Club performance: League; Cup; Continental; Total
Season: Club; League; Apps; Goals; Apps; Goals; Apps; Goals; Apps; Goals
Iran: League; Hazfi Cup; Asia; Total
2002–03: Foolad; Pro League; 23; 5; -; -
2003–04: 24; 0; -; -
2004–05: 26; 2; -; -
2005–06: 23; 0; 0
2006–07: 16; 0; -; -
2007–08: PAS; 31; 4; 3; 0; -; -; 34; 4
2008–09: Persepolis; 2; 0; 0; 0; 0; 0; 2; 0
PAS: 18; 1; 4; 1; -; -; 24; 1
2009–10: Foolad; 11; 1; -; -
2010–11: Gostaresh; Division 1; 19; 2; -; -
2011–12: Mashin Sazi; 14; 4; 0; 0; -; -; 3; 4
Total: Iran; 204; 19; 0
Career total: 204; 19; 0

- Assist Goals

| Season | Team | Assists |
|---|---|---|
| 07–08 | PAS | 2 |
| 09–10 | Foolad | 0 |

== International career ==

=== Under-23 national team ===
Alavi stormed on the national scene after his header goal against China in Azadi Stadium which assured Iran Under-23 team 3 points in the anticipated revival of the team's chances in the 2004 Olympic qualifying matches. Although Alavi was selected by then coach Mohammad Mayeli Kohan in the roster of the U23 team, he was not given much playing time. After Hossein Faraki was appointed as the new coach, Alavi was given more playing time in all the remaining matches. Apart from his goal against China, Alavi played well in all the remaining matches under Faraki although it was a step too late as Iran did not manage to dislodge the Koreans from clinching the qualification to Athens.
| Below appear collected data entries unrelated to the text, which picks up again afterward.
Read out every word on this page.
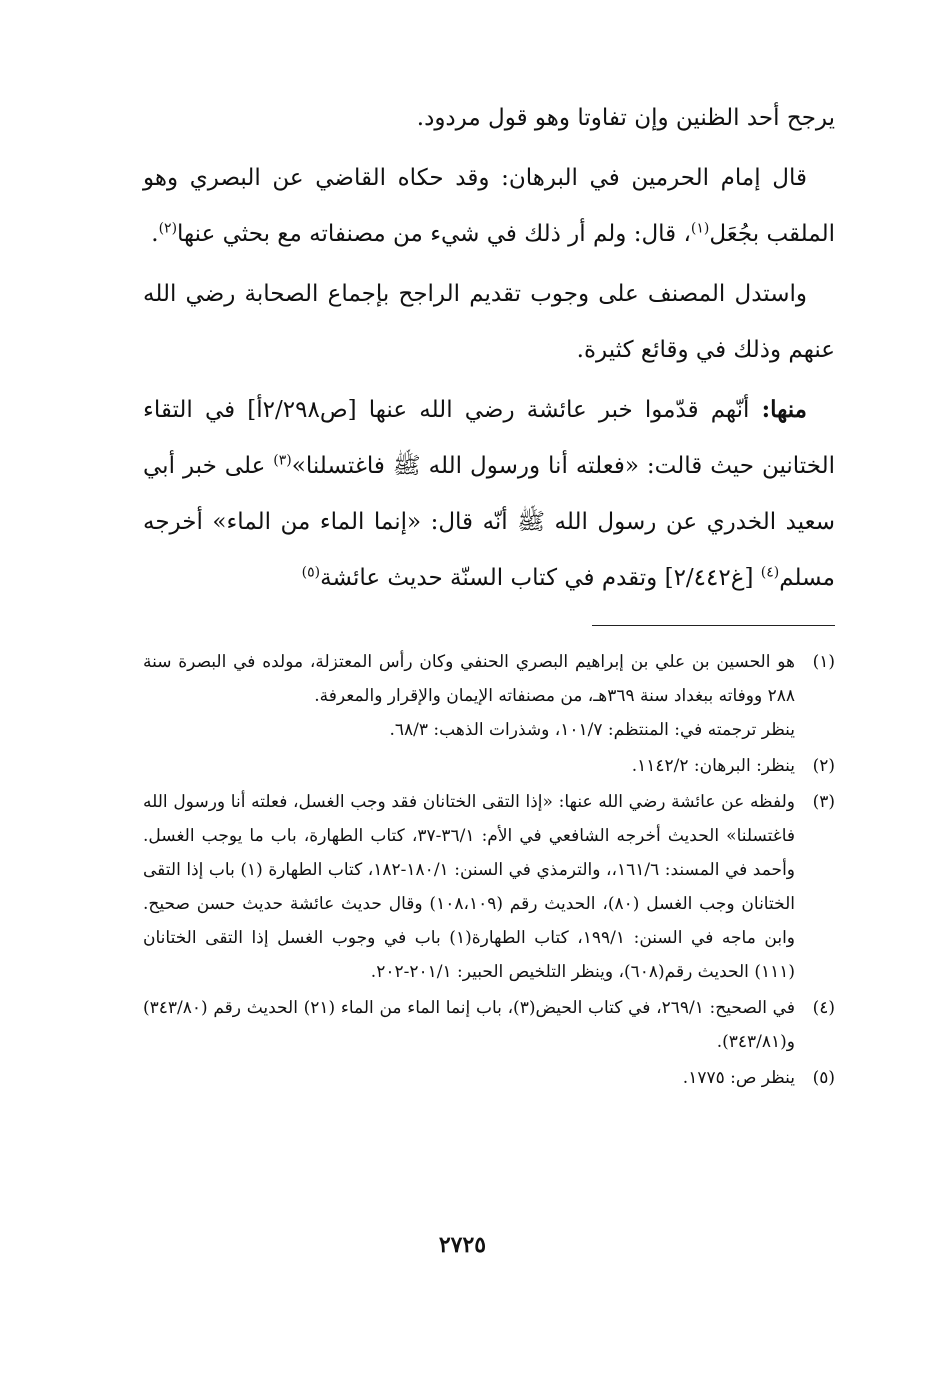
يرجح أحد الظنين وإن تفاوتا وهو قول مردود.

قال إمام الحرمين في البرهان: وقد حكاه القاضي عن البصري وهو الملقب بجُعَل$^{(١)}$، قال: ولم أر ذلك في شيء من مصنفاته مع بحثي عنها$^{(٢)}$.

واستدل المصنف على وجوب تقديم الراجح بإجماع الصحابة رضي الله عنهم وذلك في وقائع كثيرة.

منها: أنّهم قدّموا خبر عائشة رضي الله عنها [ص٢/٢٩٨أ] في التقاء الختانين حيث قالت: «فعلته أنا ورسول الله ﷺ فاغتسلنا»$^{(٣)}$ على خبر أبي سعيد الخدري عن رسول الله ﷺ أنّه قال: «إنما الماء من الماء» أخرجه مسلم$^{(٤)}$ [غ٢/٤٤٢] وتقدم في كتاب السنّة حديث عائشة$^{(٥)}$

(١)
هو الحسين بن علي بن إبراهيم البصري الحنفي وكان رأس المعتزلة، مولده في البصرة سنة ٢٨٨ ووفاته ببغداد سنة ٣٦٩هـ، من مصنفاته الإيمان والإقرار والمعرفة.
ينظر ترجمته في: المنتظم: ١٠١/٧، وشذرات الذهب: ٦٨/٣.
(٢)
ينظر: البرهان: ١١٤٢/٢.
(٣)
ولفظه عن عائشة رضي الله عنها: «إذا التقى الختانان فقد وجب الغسل، فعلته أنا ورسول الله فاغتسلنا» الحديث أخرجه الشافعي في الأم: ٣٦/١-٣٧، كتاب الطهارة، باب ما يوجب الغسل. وأحمد في المسند: ١٦١/٦،، والترمذي في السنن: ١٨٠/١-١٨٢، كتاب الطهارة (١) باب إذا التقى الختانان وجب الغسل (٨٠)، الحديث رقم (١٠٨،١٠٩) وقال حديث عائشة حديث حسن صحيح. وابن ماجه في السنن: ١٩٩/١، كتاب الطهارة(١) باب في وجوب الغسل إذا التقى الختانان (١١١) الحديث رقم(٦٠٨)، وينظر التلخيص الحبير: ٢٠١/١-٢٠٢.
(٤)
في الصحيح: ٢٦٩/١، في كتاب الحيض(٣)، باب إنما الماء من الماء (٢١) الحديث رقم (٣٤٣/٨٠) و(٣٤٣/٨١).
(٥)
ينظر ص: ١٧٧٥.
٢٧٢٥
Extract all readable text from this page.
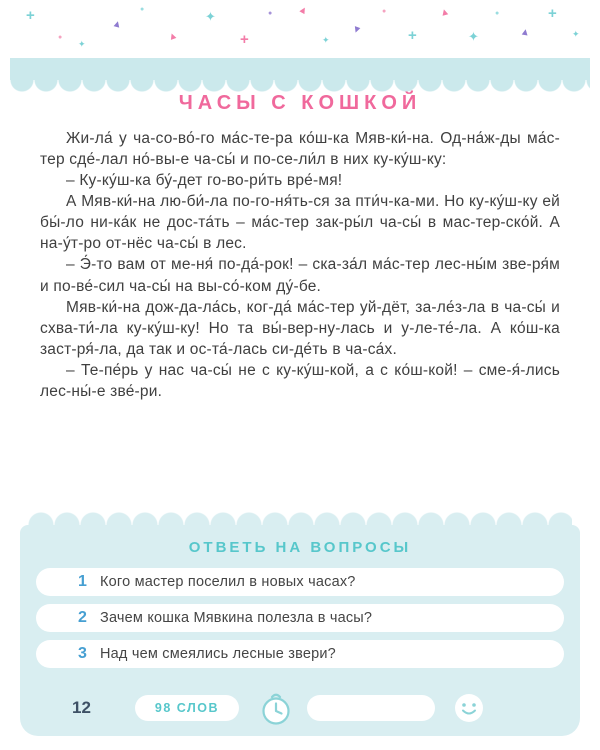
+
●
✦
▲
●
▲
✦
+
● ▲
✦
▲
●
+
▲
✦
●
▲
+
✦
ЧАСЫ С КОШКОЙ

Жи-ла́ у ча-со-во́-го ма́с-те-ра ко́ш-ка Мяв-ки́-на. Од-на́ж-ды ма́с-тер сде́-лал но́-вы-е ча-сы́ и по-се-ли́л в них ку-ку́ш-ку:

– Ку-ку́ш-ка бу́-дет го-во-ри́ть вре́-мя!

А Мяв-ки́-на лю-би́-ла по-го-ня́ть-ся за пти́ч-ка-ми. Но ку-ку́ш-ку ей бы́-ло ни-ка́к не дос-та́ть – ма́с-тер зак-ры́л ча-сы́ в мас-тер-ско́й. А на-у́т-ро от-нёс ча-сы́ в лес.

– Э́-то вам от ме-ня́ по-да́-рок! – ска-за́л ма́с-тер лес-ны́м зве-ря́м и по-ве́-сил ча-сы́ на вы-со́-ком ду́-бе.

Мяв-ки́-на дож-да-ла́сь, ког-да́ ма́с-тер уй-дёт, за-ле́з-ла в ча-сы́ и схва-ти́-ла ку-ку́ш-ку! Но та вы́-вер-ну-лась и у-ле-те́-ла. А ко́ш-ка заст-ря́-ла, да так и ос-та́-лась си-де́ть в ча-са́х.

– Те-пе́рь у нас ча-сы́ не с ку-ку́ш-кой, а с ко́ш-кой! – сме-я́-лись лес-ны́-е зве́-ри.

ОТВЕТЬ НА ВОПРОСЫ
1 Кого мастер поселил в новых часах?
2 Зачем кошка Мявкина полезла в часы?
3 Над чем смеялись лесные звери?
12	98 СЛОВ
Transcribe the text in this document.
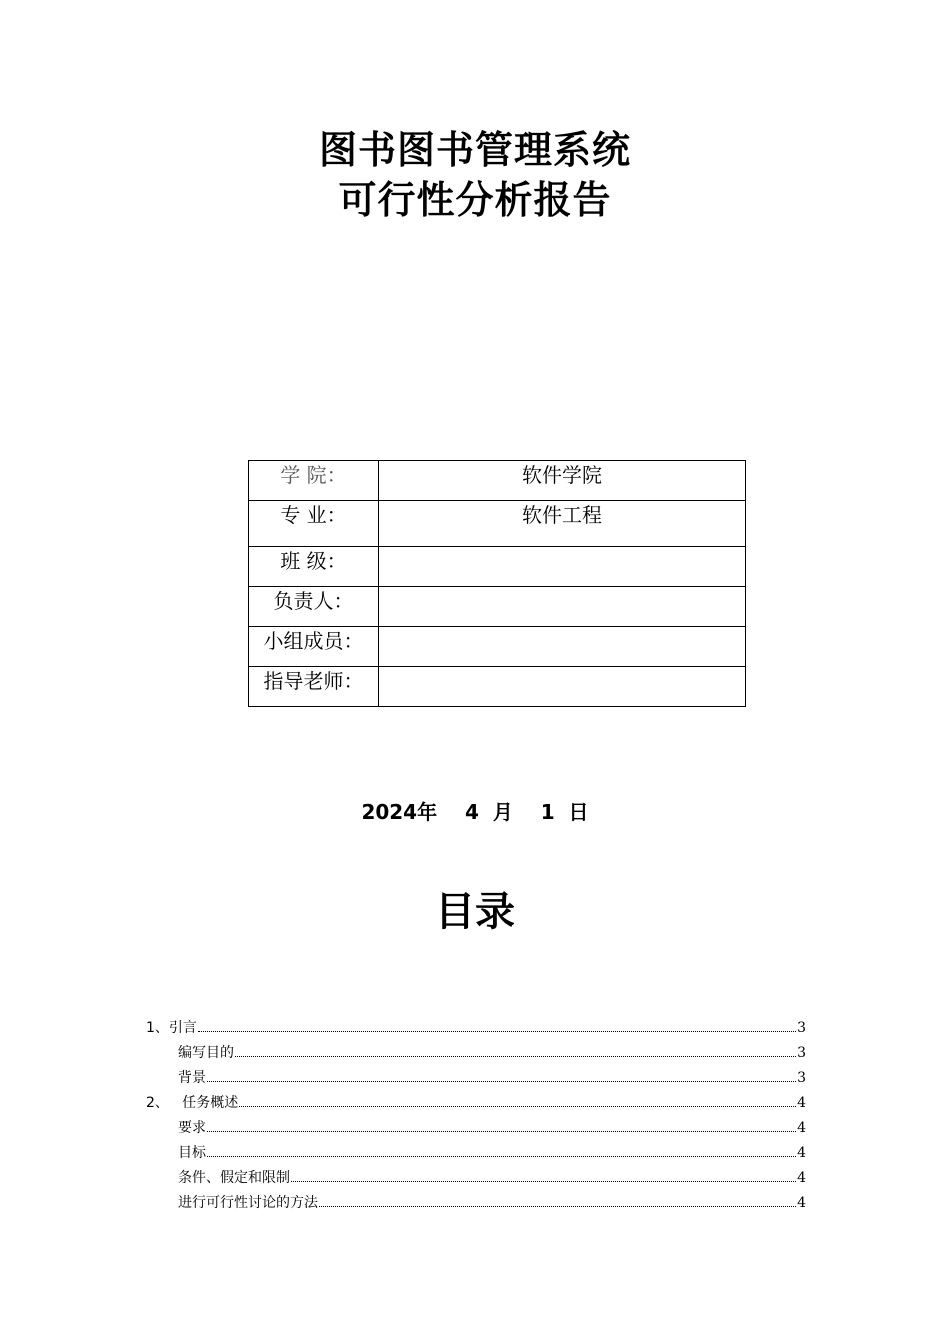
图书图书管理系统
可行性分析报告
学 院：	软件学院
专 业：	软件工程
班 级：	
负责人：	
小组成员：	
指导老师：	
2024年 4 月 1 日
目录
1、 引言	3
编写目的	3
背景	3
2、 任务概述	4
要求	4
目标	4
条件、假定和限制	4
进行可行性讨论的方法	4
=== Senior national team ===
In the 2004 Asian Cup, Alavi scored a goal in Iran's controversial loss to China in the semifinals of the tournament held in China 2004. The goal kept Iran's hopes alive, as they were forced to play one man down due to a red card, but China progressed to the final match at the end by penalty shoot-outs.

Alavi was usually a substitute player within the national team and was not part of the World Cup squad.